Comparision in shell script

Question

I am doing comparision in shell script

              if [ $# -lt 10  ]
              then
              echo "PROCEED"
              else 
              echo "STOP"

I run the script as ./test.sh 1 2 3 4 5 6 7 8 9 10 11 then output is "STOP" Instead of using "-lt" if I use "<"

              if [ $# < 10  ]
              then
              echo "PROCEED"
              else 
              echo "STOP"

then output is "PROCEED".

My question is in case of shell script if I compare the no greater than 10 cause this problem. Please guide me on this

Answer 1

As seen in Advanced Bash Shell Scripting Guide - 7.3. Other Comparison Operators:

string comparison

<

is less than, in ASCII alphabetical order

if [[ "$a" < "$b" ]]

if [ "$a" \< "$b" ]

Note that the "<" needs to be escaped within a [ ] construct.
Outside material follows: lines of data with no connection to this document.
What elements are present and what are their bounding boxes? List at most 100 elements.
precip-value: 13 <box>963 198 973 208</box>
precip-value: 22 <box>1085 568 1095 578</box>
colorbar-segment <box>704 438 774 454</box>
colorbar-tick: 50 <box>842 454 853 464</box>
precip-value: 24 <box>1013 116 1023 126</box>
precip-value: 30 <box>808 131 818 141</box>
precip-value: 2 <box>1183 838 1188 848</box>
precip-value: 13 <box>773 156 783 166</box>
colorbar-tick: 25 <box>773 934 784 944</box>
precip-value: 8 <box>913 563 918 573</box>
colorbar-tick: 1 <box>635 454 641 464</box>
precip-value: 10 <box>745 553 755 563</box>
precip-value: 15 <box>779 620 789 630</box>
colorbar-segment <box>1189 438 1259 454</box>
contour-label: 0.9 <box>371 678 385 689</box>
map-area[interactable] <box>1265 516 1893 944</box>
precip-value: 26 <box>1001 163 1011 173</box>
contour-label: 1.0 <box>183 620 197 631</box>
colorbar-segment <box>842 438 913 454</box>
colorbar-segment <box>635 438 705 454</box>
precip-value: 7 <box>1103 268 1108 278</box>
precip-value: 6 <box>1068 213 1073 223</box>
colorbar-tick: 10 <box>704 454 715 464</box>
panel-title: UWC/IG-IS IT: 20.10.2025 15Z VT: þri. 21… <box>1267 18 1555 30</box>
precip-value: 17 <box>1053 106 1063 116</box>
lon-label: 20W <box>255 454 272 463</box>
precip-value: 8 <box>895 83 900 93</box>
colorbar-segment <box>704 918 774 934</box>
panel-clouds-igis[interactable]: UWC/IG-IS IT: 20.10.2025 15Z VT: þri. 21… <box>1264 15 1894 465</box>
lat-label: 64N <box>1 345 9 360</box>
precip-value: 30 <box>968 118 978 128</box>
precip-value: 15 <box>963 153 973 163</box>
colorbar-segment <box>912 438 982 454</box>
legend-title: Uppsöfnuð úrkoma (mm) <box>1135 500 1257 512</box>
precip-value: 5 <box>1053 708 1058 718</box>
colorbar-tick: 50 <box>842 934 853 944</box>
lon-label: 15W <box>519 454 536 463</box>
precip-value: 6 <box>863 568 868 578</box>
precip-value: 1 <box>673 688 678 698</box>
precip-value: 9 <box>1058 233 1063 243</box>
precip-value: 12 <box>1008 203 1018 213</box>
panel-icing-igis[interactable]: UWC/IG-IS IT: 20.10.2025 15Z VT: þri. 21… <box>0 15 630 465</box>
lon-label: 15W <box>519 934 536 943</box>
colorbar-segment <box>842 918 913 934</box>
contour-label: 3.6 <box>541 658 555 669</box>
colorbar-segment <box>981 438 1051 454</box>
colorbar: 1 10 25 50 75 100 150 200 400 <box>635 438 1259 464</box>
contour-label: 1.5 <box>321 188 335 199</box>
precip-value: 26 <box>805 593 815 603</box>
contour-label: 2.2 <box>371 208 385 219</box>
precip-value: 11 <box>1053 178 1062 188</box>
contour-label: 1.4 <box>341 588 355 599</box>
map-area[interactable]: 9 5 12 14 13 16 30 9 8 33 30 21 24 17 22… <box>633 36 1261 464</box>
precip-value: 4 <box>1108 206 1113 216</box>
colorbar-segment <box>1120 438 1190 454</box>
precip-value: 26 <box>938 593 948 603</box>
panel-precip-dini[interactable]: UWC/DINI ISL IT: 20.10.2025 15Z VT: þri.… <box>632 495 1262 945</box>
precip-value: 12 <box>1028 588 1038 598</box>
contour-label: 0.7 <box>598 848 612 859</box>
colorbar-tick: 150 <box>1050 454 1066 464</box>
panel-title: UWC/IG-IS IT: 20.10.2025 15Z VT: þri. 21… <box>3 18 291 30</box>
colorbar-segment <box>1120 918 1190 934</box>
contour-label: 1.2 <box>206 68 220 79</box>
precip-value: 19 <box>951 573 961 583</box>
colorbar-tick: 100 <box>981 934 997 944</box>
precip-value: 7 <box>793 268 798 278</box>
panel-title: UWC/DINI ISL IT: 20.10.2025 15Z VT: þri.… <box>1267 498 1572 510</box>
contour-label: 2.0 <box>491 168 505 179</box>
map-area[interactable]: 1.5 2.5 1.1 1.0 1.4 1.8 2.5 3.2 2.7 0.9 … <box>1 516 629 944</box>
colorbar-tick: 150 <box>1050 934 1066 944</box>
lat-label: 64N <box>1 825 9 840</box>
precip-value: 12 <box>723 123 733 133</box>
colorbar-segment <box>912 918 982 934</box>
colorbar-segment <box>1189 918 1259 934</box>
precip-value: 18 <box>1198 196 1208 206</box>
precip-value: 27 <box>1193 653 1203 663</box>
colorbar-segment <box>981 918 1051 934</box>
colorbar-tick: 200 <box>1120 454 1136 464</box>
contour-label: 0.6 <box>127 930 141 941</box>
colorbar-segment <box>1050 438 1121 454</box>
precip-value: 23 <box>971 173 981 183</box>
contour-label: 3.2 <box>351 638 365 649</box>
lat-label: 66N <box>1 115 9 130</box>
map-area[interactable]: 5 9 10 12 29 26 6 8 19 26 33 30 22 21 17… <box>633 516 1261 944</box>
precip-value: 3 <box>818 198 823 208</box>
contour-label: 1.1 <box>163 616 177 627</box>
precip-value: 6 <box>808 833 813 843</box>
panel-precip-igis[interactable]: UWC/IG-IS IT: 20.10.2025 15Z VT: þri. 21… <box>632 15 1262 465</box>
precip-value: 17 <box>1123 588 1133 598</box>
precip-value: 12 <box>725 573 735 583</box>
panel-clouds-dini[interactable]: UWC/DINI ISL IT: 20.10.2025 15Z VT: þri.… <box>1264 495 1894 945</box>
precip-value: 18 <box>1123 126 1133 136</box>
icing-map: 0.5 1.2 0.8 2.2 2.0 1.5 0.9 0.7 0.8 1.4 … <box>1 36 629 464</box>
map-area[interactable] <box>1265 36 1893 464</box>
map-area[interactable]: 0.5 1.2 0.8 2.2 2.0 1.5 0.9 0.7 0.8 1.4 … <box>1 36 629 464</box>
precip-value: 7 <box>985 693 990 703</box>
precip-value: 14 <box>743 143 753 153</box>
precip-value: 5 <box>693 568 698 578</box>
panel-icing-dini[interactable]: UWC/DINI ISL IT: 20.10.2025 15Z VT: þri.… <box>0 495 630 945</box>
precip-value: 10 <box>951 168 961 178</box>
So the way to do it is with -lt or, quoting again:

integer comparison

-lt is less than

if [ "$a" -lt "$b" ]

< is less than (within double parentheses)

(("$a" < "$b"))

Answer 2

You need to use < rather than -lt when comparing numbers, since -lt does STRING comparisons.

Answer 3

Please be aware, Bash uses the buildin "test" implementation , man test -> link

This is also eplained here -> Stackoverflow Link

The angle brackets are commonly used for command redirections! link

If you are comparing integers use -lt for lower than.